Sur la rocade, plusieurs barrages de police ont été installés pour dissuader les citoyens d’accéder à la gare. Rejoindre Ouled Ziane depuis les quartiers centraux de Casablanca, ce qui est habituellement possible en 30 minutes, même en heure de pointe, s’est transformé cette nuit-là en un cauchemar trois fois plus long, entre accidents de la circulation et klaxons assourdissants.

Pas de contrôle d’identité aux portails de la gare, pas de surveillance du respect de la distanciation physique. Le Covid-19 n’est plus qu’un lointain souvenir. Ce dimanche soir, la vie de milliers de voyageurs s’est transformée en course contre la montre, aux allures de grande évasion avant que minuit ne sonne.

Sous la banderole de tissu invitant en lettres rouges les usagers à “respecter la distanciation sociale d’un mètre”, des dizaines de corps sont amassés, gesticulant dans tous les sens, sans masques mais pleins d’espoir. “Après 20 heures, nous avons été surpris par l’afflux de concitoyens en grand nombre”, raconte un agent de sécurité se démenant pour résister à une horde de voyageurs déchaînés par les hurlements d’un courtier sans scrupules.

J’ai arrêté de prendre la température des usagers”, avoue non sans peine l’agent, en pointant du doigt le thermomètre électronique calé entre son bassin et son pantalon. “J’ai eu peur qu’on me le vole et que je doive le payer de ma poche.

Pris en otage

Maçon, Farid avait prévu de se rendre auprès de sa famille à Errachidia ce mardi 28 juillet, mais lorsque le communiqué du gouvernement est tombé, il s’est empressé de rejoindre la gare Ouled Ziane, espérant y décrocher un ticket qui lui permettra de passer la fête avec les siens. “Pour l’instant, je n’ai pas pu trouver de billet, j’ai quelques promesses de certains courtiers, mais les prix sont exorbitants. 500 dirhams pour un aller simple avec départ à l’aube, les khettafas (transporteurs clandestins, ndlr) en demandent 700 !”, témoigne-t-il.

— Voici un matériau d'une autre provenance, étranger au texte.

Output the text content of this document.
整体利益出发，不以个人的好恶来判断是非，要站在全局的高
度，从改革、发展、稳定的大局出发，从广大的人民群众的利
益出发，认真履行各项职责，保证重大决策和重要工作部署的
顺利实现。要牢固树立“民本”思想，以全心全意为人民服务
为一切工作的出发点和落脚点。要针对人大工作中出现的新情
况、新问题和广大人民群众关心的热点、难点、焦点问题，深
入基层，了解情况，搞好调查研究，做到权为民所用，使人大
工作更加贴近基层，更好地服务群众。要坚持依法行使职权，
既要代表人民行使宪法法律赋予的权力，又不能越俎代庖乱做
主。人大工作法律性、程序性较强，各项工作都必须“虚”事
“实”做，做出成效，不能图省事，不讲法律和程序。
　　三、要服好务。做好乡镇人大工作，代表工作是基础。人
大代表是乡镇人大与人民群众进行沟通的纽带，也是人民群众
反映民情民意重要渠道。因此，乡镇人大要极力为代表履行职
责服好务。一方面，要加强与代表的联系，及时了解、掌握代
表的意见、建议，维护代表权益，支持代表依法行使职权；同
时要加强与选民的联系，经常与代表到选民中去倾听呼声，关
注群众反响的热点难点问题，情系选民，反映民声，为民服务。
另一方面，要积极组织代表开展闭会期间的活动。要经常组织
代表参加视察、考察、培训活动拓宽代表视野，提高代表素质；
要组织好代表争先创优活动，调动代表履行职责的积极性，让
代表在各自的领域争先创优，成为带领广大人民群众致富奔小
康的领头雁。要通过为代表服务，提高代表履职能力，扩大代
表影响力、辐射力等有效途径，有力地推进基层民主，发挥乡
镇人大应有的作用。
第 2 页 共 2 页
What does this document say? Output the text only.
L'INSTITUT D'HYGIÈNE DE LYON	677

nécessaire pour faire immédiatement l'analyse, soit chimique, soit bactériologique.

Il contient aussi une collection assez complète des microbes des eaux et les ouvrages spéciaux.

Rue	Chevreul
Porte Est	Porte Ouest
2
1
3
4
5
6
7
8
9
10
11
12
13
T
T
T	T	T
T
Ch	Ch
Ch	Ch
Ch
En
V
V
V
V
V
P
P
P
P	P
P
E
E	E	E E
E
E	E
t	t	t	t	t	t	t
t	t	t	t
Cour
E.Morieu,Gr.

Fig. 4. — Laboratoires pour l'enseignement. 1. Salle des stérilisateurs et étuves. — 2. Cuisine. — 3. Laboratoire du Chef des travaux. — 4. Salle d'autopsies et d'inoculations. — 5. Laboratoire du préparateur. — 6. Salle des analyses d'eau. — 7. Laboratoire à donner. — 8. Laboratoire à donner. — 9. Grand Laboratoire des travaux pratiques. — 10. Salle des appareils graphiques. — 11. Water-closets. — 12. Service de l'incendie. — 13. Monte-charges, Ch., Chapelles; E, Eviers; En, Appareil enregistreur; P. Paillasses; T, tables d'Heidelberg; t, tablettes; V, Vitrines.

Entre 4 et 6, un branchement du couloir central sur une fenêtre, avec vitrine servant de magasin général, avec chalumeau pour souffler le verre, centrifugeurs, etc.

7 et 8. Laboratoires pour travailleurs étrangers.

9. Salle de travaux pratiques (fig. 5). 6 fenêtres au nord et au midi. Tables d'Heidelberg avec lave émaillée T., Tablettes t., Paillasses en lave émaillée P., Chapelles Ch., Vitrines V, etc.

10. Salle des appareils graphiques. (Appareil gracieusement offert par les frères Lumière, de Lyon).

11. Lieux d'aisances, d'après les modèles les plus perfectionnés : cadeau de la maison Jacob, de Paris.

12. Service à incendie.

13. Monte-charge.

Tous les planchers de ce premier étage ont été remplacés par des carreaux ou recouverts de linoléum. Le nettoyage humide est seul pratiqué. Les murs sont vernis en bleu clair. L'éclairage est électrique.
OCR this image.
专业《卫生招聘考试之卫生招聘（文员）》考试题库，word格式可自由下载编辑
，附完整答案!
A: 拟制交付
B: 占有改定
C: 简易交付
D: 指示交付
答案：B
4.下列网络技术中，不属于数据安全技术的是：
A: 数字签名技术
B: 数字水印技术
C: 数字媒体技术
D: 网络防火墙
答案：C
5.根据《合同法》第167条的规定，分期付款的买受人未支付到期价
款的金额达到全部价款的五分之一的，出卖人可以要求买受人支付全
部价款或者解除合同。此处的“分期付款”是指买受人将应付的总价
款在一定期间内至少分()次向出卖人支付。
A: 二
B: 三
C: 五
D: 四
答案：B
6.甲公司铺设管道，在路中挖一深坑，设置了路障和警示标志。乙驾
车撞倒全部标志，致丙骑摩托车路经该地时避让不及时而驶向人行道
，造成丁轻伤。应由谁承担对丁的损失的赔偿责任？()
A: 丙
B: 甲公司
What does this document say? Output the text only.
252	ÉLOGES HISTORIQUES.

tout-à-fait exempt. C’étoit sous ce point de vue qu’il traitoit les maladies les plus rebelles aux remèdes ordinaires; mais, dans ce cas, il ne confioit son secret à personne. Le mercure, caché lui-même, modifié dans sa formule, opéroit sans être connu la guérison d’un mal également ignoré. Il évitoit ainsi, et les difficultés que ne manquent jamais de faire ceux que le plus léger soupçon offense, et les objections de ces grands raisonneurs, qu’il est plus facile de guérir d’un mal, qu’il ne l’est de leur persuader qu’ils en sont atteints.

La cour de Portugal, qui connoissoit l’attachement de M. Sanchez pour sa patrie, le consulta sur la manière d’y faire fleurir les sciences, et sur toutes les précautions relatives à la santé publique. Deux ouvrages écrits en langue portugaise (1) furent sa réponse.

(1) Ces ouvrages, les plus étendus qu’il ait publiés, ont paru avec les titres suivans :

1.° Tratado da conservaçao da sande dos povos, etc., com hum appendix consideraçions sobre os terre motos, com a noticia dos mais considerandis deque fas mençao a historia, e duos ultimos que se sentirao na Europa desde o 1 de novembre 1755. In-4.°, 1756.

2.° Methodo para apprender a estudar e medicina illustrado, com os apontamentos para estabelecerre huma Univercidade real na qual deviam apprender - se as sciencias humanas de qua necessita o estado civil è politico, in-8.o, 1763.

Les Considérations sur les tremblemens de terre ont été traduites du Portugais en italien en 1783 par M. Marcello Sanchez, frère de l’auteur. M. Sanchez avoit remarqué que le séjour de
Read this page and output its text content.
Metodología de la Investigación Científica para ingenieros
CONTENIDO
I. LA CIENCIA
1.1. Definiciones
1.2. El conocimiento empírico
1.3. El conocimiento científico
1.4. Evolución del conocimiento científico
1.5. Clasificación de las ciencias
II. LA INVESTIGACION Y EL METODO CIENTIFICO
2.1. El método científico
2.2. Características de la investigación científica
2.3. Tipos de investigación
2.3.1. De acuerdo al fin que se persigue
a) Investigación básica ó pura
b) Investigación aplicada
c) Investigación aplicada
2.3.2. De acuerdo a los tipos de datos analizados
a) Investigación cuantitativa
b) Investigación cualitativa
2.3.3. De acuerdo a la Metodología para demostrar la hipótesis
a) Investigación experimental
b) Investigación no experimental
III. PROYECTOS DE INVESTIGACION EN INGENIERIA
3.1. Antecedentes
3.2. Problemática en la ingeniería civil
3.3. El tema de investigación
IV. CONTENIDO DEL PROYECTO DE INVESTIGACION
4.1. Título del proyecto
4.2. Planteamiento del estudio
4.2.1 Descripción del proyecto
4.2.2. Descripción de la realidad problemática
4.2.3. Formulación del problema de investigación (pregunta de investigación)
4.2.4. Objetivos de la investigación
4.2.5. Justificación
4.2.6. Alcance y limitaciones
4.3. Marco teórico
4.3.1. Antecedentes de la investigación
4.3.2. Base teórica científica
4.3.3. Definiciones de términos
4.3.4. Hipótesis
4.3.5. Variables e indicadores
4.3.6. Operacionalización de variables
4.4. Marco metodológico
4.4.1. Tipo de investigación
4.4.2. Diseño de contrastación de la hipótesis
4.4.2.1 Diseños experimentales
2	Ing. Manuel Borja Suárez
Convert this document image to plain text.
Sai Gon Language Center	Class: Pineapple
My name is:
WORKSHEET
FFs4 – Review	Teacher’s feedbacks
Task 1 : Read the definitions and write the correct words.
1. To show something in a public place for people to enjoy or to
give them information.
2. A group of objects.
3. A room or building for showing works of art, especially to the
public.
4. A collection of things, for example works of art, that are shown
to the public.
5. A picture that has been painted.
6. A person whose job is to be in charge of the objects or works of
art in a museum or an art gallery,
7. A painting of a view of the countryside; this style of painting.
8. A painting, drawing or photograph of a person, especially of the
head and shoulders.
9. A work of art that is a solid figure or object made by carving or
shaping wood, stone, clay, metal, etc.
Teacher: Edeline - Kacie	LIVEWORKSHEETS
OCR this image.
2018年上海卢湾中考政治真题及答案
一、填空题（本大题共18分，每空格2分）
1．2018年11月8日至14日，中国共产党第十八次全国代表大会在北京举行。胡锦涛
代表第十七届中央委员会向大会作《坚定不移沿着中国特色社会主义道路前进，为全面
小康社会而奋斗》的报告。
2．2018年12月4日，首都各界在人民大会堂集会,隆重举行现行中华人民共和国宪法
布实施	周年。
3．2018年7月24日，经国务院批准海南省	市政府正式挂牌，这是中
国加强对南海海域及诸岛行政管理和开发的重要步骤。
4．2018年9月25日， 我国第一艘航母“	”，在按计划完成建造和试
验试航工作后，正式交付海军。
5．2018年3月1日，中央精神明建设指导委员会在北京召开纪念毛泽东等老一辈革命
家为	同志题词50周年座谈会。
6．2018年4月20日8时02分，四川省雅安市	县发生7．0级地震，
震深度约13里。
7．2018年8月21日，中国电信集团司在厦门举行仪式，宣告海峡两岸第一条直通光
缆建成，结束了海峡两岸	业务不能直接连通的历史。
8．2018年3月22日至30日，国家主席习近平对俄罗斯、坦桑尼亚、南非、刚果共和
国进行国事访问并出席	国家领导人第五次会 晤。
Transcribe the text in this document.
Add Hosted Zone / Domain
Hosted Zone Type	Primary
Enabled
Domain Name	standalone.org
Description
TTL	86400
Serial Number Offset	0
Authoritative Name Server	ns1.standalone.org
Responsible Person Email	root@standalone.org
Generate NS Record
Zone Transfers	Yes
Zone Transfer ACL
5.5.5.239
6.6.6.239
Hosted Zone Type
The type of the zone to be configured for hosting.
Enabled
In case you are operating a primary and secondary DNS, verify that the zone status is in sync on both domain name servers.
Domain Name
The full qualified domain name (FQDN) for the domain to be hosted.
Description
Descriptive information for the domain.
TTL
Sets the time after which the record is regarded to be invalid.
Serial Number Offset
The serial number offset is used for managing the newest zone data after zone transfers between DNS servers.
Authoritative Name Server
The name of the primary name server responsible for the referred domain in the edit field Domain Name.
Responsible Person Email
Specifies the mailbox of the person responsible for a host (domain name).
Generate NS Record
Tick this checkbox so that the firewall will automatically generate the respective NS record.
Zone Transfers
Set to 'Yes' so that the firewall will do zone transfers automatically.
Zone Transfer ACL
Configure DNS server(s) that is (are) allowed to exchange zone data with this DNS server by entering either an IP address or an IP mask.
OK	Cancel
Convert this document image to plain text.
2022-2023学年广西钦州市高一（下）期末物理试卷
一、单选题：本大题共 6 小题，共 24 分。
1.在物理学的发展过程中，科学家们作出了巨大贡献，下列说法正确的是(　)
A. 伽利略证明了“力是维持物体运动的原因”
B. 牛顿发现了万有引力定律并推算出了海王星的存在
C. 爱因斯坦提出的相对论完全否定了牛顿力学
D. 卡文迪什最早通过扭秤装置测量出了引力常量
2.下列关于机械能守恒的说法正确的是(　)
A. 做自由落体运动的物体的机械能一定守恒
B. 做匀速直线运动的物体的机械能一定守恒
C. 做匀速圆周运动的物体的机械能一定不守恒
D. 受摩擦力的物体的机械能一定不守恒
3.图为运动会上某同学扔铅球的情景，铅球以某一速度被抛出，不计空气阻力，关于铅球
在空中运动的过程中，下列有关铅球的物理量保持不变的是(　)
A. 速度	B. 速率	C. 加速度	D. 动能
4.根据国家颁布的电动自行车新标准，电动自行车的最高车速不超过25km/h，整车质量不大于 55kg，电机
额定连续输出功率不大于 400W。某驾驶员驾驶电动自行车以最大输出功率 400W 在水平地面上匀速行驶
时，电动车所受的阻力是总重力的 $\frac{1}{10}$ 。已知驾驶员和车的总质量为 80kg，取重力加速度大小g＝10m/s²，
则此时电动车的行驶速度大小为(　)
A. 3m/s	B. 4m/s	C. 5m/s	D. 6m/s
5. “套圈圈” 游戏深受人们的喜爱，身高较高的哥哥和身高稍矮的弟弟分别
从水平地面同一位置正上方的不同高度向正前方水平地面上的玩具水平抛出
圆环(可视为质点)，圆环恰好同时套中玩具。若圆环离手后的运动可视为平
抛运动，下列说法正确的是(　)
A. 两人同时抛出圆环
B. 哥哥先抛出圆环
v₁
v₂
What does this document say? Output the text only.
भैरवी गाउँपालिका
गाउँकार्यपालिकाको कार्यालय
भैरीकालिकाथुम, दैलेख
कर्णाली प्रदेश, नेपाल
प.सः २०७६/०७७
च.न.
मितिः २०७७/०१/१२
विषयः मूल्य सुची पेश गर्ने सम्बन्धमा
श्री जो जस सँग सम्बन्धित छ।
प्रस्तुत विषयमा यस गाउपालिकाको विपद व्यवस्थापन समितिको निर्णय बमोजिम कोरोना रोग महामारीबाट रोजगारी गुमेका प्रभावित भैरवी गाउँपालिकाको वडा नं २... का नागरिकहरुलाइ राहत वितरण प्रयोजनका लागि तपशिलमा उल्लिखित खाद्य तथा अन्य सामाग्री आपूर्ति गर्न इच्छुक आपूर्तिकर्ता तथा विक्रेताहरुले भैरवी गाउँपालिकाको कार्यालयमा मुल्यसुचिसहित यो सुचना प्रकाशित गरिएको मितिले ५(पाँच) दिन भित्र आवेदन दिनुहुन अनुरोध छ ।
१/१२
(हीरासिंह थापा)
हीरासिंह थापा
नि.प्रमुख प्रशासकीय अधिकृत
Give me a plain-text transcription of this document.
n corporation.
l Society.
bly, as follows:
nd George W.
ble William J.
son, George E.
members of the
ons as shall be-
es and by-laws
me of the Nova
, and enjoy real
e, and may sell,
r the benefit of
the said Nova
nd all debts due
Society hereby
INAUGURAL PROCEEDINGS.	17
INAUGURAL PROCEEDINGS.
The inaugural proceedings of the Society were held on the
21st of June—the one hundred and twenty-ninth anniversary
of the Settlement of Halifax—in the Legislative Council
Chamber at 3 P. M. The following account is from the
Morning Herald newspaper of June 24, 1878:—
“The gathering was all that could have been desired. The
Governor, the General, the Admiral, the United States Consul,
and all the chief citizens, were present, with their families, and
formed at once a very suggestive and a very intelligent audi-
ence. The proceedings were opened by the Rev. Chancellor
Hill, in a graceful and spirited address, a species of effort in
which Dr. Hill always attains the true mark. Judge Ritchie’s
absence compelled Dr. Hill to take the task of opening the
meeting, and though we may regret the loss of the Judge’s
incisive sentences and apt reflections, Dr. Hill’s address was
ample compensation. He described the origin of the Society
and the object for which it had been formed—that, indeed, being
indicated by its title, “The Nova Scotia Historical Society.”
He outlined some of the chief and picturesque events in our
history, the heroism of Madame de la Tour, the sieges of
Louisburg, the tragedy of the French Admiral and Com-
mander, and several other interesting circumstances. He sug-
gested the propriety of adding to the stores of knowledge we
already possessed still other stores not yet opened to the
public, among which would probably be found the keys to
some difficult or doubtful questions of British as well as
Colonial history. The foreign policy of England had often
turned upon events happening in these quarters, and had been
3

Sur place, la folie spéculatrice des courtiers a atteint des sommets. Un billet pour Agadir coûte 500 dirhams, contre 350 avant le fameux communiqué

Sur place, la folie spéculatrice des courtiers a atteint des sommets. Un billet pour Agadir coûte 500 dirhams, contre 350 avant le fameux communiqué. Le trajet d’une heure pour Rabat, dont le prix ne dépasse habituellement jamais les 30 dirhams, se vend à 50 dirhams, alors qu’il faut dépenser 260 dirhams pour espérer monter dans un bus à destination de Fès. “Nous n’avons pas les moyens humains de contrôler tout cela”, reconnaît un responsable de la gare.

Adossé aux barres d’une grille en fer, non loin du portail de sortie des bus, un homme d’un certain âge, appuyé sur sa canne noire. Il s’est retrouvé coincé avec son mouton, à moins de deux heures de sa destination. Son unique souci est de faire parvenir la bête à Kénitra. “Emmenez-le et je vous donnerai tout ce que vous voudrez”, lance-t-il à qui veut bien l’aider.

L’esplanade de la gare routière est désormais le théâtre d’une dystopie nocturne pour des dizaines d’âmes errant avec leurs bêtes à la recherche d’un bout de papier synonyme de délivrance, telle cette quadragénaire en djellaba noire aux manches mouillées par la sueur et les larmes, qui accoste les passants avec de grands mouvements de la main qui semblent décrire un homme, faux courtier ayant empoché l’argent d’un hypothétique billet, qui s’est évaporé dans la nuit.